A couple years ago, before we moved into our current house, I was walking with an ex-neighbor through our neighborhood- she had a little boy who was about a year older than Big Sister, who was at the time about a year old. This neighbor- someone who I absolutely valued the opinion of and looked up to as a more experienced mom- made a comment about how what she really needed in life was some time away from her son. I’ve always remembered that comment and I mull it over often.
At the time, I remember thinking that it made a bunch of sense, but that I really didn’t feel that way. I loved spending time with my daughter. She helped me to be braver and more adventurous than I was without her (I never would have made neighbor friends before having kids made it a necessity!). She gave me a sense of purpose- she was a really hard baby, and so every day was a battle that we fought together. I had quit a career I’d been working towards for years just so I could get pregnant with her, and lost a job I enjoyed after she was born, so I felt so invested in her.

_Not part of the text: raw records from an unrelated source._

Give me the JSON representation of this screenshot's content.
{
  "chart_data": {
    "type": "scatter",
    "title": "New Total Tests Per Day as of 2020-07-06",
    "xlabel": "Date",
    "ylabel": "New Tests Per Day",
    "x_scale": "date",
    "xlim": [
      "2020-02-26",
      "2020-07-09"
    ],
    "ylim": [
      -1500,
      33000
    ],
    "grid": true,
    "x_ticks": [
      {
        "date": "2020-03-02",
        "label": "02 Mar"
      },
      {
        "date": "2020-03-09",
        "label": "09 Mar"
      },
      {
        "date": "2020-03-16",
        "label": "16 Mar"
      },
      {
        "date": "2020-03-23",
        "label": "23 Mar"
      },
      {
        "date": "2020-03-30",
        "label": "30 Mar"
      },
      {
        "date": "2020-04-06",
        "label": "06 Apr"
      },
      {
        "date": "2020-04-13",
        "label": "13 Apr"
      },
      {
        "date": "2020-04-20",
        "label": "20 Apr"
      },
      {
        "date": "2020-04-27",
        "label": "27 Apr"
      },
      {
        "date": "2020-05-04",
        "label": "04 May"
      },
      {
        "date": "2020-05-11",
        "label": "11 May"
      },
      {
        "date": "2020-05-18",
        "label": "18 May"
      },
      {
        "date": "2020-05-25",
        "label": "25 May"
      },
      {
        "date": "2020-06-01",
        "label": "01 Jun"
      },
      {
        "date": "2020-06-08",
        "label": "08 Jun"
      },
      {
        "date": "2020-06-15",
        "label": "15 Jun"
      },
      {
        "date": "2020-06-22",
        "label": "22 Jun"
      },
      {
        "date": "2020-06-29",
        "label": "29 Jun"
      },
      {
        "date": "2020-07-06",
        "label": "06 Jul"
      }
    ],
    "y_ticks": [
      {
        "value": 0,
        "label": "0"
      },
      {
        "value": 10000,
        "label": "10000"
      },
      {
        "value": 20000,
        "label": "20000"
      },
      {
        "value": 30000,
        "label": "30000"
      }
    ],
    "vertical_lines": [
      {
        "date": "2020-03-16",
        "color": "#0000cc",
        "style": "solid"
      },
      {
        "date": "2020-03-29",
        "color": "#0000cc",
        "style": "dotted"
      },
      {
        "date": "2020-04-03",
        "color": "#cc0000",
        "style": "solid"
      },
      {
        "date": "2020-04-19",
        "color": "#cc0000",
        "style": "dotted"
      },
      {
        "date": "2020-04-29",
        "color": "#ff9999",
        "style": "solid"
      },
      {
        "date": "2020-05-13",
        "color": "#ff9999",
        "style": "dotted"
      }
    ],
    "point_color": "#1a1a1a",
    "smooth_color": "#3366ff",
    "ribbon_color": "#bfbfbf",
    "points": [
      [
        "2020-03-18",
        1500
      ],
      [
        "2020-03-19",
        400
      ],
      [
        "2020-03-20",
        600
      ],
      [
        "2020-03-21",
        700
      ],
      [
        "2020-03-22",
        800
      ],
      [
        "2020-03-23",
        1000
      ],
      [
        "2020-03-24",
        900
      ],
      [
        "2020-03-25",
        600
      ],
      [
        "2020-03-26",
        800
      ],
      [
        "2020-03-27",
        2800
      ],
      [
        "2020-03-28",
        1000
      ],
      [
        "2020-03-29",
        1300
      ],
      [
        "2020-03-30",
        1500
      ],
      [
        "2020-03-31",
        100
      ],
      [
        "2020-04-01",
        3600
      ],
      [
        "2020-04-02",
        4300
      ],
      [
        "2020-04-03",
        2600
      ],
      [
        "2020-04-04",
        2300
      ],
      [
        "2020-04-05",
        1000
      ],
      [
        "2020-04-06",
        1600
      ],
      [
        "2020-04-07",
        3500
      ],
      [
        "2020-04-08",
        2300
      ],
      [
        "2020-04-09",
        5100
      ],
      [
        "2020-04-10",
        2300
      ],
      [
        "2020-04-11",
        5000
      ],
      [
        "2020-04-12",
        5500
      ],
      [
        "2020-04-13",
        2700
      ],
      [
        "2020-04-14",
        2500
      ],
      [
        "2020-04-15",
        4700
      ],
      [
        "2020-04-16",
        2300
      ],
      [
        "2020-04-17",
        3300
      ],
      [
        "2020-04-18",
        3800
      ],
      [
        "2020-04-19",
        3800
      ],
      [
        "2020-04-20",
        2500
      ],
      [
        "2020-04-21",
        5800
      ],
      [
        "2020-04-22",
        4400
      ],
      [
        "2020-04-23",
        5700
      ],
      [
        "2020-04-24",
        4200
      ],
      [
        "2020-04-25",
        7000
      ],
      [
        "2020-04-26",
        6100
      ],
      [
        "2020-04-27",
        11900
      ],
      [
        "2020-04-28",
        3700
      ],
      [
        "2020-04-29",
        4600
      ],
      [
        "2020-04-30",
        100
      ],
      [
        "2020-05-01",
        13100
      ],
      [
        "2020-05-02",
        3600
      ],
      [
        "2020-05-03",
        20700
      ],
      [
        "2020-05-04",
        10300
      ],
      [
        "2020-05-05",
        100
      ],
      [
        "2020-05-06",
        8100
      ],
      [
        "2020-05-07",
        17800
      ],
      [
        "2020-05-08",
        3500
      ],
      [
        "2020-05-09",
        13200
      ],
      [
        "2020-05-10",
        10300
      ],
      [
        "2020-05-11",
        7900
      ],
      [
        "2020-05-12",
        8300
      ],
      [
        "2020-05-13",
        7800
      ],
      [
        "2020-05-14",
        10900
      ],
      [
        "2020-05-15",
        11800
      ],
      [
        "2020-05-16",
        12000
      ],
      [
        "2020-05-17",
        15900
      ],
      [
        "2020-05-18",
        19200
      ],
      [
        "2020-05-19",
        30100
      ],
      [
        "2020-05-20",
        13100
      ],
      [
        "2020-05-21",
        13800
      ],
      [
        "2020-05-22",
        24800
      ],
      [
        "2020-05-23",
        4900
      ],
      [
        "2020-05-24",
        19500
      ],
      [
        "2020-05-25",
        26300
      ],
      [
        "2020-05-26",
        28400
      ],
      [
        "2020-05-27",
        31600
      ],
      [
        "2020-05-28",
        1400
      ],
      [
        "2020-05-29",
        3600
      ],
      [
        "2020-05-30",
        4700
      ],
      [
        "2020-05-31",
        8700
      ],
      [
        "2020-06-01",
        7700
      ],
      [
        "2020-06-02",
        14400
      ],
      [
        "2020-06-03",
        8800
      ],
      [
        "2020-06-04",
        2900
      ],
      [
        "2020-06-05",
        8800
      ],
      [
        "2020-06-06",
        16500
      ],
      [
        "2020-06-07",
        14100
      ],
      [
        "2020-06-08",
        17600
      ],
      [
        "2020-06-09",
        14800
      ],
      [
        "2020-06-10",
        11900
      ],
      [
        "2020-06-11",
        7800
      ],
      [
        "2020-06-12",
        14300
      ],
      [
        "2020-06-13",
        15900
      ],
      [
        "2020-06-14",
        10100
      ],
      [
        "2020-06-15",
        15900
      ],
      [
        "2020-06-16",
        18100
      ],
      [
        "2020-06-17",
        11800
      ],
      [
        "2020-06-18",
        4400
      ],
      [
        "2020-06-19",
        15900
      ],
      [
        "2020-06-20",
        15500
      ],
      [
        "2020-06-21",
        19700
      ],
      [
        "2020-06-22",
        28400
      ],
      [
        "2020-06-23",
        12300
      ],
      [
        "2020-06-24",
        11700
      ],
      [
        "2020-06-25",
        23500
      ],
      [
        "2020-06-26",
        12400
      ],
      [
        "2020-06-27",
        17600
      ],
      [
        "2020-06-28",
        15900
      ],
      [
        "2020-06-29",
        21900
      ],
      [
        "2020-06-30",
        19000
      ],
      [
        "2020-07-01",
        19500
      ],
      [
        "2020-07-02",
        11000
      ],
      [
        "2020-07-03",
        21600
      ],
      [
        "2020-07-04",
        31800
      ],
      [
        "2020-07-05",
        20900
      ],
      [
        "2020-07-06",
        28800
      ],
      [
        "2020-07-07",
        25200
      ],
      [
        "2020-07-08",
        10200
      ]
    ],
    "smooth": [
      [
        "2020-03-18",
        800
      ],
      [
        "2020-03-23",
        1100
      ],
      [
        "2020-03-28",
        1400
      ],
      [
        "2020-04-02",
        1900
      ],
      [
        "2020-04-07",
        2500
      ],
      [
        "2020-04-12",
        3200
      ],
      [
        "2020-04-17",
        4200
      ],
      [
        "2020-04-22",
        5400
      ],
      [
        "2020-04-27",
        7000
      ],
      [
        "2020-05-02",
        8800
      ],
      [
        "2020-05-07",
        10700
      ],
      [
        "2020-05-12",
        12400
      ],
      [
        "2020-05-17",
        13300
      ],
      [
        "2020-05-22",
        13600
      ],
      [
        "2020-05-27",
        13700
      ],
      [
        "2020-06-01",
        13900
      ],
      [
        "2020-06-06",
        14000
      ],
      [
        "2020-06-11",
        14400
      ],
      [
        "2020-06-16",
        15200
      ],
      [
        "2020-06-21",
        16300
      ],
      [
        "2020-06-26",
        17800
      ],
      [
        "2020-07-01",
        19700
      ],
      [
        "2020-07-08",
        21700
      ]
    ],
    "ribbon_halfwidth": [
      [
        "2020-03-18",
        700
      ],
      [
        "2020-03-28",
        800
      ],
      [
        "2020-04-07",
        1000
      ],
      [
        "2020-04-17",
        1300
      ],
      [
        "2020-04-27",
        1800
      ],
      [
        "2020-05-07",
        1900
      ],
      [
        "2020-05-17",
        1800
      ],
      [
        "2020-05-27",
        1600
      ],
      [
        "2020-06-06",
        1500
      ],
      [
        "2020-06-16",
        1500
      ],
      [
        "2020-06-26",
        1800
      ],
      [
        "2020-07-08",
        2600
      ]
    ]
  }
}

But the longer I am a mother, the more I agree with this neighbor- I really need time of my own in order to feel whole. I think part of it is having two kids and therefore no naptime to recharge on my own, and the fact that the days are just more jam-packed with two kids. Big Sister is a kid now, learning things on her own and Little Sister has never been as difficult as Big Sister was as a baby, so I don’t have that intense struggle every day. It’s still a struggle, and in many ways it’s a much more difficult struggle, but somehow it’s a more isolating struggle, or a less rewarding struggle. No, I don’t get it either. Little Sister is wonderful and amazing and she laughs and makes the whole room light up, but we don’t have to fight for the good moods for her every moment of every day, like we did with Big Sister. She gives us the giggles and the smiles and the laughs as a gift.
Anyway, whatever the reason- I find that I need dedicated time during the day for myself, in a way that I have never needed it (or that I’ve always been able to get without trying too hard?) before.
I’m extremely fortunate to be able to stay home with my kids and I feel fortunate every single day. I just like to reflect on changing priorities and how I can best take care of my family by taking care of myself. How do you take care of yourself? How do you balance you time versus family time, and have those priorities shifted?